Fair franchising legislation
The fair franchising drive in California may very well turn out to be the legislative comeback story of the year. Fair franchising seemed permanently off
the menu in California just a few months ago, after a devastating veto by the state’s long-time Democratic governor, Jerry Brown.
But supporters regrouped, refocused their efforts, and recently had cause to celebrate after the California State Assembly passed revamped fair franchising legislation by a wide margin. The bill is expected to win the nod from the Senate before being sent once again to Brown’s desk.
This time, though, backers of the fair franchise bill are expecting a different outcome. They have held talks with Brown and his staff to help nail down his support by assuaging some of the legal concerns the governor had with the previous proposal.

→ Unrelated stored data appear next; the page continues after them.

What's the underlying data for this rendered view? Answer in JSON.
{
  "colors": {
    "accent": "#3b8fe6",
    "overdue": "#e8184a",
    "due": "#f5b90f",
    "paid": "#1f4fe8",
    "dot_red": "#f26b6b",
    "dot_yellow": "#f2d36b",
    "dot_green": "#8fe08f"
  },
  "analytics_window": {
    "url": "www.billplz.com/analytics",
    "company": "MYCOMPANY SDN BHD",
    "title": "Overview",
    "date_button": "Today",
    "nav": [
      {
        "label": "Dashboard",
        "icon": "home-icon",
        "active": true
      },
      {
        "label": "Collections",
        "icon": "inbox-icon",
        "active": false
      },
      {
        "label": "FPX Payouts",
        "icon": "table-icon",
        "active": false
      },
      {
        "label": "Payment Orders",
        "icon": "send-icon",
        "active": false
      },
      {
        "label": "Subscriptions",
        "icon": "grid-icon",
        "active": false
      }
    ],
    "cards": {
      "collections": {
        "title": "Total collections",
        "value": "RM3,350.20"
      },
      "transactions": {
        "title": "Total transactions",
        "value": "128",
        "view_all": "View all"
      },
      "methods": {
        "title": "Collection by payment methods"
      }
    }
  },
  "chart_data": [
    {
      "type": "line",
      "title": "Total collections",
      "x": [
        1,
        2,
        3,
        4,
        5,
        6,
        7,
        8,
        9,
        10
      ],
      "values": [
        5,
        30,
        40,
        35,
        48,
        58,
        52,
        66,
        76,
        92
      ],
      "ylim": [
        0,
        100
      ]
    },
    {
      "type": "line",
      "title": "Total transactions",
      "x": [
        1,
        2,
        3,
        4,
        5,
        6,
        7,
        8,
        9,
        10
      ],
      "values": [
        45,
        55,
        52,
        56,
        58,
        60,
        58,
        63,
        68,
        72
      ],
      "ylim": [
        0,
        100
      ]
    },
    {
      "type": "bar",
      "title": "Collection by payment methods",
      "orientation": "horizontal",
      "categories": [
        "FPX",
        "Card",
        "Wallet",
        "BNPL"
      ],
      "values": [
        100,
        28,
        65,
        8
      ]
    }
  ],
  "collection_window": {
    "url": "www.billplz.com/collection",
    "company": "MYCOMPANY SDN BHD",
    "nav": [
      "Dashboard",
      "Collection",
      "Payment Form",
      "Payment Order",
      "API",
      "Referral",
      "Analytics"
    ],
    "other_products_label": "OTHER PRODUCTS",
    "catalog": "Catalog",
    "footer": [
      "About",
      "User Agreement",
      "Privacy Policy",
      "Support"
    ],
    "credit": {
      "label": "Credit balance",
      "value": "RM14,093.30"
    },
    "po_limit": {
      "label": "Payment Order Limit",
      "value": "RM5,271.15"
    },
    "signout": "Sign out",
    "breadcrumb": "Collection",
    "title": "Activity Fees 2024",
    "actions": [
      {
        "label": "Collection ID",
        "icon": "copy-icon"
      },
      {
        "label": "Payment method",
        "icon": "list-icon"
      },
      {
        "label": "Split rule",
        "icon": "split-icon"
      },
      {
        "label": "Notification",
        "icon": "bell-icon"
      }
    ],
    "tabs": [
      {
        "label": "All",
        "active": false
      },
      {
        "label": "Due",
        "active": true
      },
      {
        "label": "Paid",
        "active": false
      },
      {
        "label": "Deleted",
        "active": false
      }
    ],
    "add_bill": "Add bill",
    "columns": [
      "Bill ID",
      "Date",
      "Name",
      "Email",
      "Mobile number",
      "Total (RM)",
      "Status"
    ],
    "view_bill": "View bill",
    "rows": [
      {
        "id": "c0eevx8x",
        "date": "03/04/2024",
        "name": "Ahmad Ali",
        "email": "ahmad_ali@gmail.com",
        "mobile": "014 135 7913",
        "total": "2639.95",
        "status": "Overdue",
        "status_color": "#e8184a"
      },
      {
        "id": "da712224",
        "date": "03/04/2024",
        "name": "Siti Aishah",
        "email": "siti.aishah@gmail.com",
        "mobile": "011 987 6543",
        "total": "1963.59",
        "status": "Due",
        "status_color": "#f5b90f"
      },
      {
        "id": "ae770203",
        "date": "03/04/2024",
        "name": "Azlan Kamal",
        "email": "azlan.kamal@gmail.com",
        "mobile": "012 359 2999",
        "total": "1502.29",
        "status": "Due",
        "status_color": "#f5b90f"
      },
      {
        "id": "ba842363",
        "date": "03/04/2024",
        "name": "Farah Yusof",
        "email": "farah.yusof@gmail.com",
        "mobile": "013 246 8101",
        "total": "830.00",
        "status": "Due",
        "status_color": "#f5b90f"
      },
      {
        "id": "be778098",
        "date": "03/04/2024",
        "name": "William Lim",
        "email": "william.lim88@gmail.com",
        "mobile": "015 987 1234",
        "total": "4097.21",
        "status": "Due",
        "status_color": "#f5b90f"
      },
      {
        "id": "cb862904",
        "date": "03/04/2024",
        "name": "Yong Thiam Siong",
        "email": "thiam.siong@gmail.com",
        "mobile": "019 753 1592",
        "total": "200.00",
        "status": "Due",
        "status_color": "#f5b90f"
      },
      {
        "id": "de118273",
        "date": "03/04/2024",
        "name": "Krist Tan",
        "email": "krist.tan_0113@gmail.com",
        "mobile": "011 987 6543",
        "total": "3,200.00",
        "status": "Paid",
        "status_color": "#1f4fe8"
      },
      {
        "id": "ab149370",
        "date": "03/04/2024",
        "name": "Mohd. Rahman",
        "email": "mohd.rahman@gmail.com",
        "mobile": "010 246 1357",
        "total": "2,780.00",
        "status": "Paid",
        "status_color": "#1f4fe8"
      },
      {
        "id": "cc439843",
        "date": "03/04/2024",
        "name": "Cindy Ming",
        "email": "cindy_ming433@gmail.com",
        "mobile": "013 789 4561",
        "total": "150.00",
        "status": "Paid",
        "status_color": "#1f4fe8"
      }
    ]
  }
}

This updated proposal would require quick service chains and other franchisors to give 60-days’ notice before terminating its business relationship with a local franchise owner. In addition, the franchise owner would also have a chance to correct any defects cited by the franchisor as the reason for its move to terminate.
Still, there is stiff opposition from a number of major franchisors.
“The bill has already been amended 11 times,” says Gordon, the restaurant analyst who is involved in the effort. “We continue to talk to the other side.”
The tricky road ahead
Franchisees may well wonder what they should do to help mitigate the many mandates that affect their business interests. Experts say the answer is two-fold: Speak up and get more creative in how you manage your employees.
According to Litalien of FranchiseWell, the speaking up part comes when proposals pop up in a franchisee’s hometown or state aimed at dictating how franchise owners should do business. At that point, he says, franchisees need to mobilize to make sure city councils and state legislatures hear their voices as they debate paid sick leave or minimum wage edicts.
“Certainly small business owners need to be more vocal in their concerns and to hold politicians accountable,” Litalien says.
But franchise owners, especially in cities or states where new sick leave or even shift-change policies have been adopted, have to up their game as well, Gordon argues and find quality of life improvements that won’t necessarily impact a business owner’s bottom line, like providing more scheduling predictability.
“There is this inexorable drive towards better wages and working conditions,” Gordon says. “What has to be balanced out is the cumulative effect and how you balance that out over time. Your management approach needs to be smarter and of a higher level,” he advises.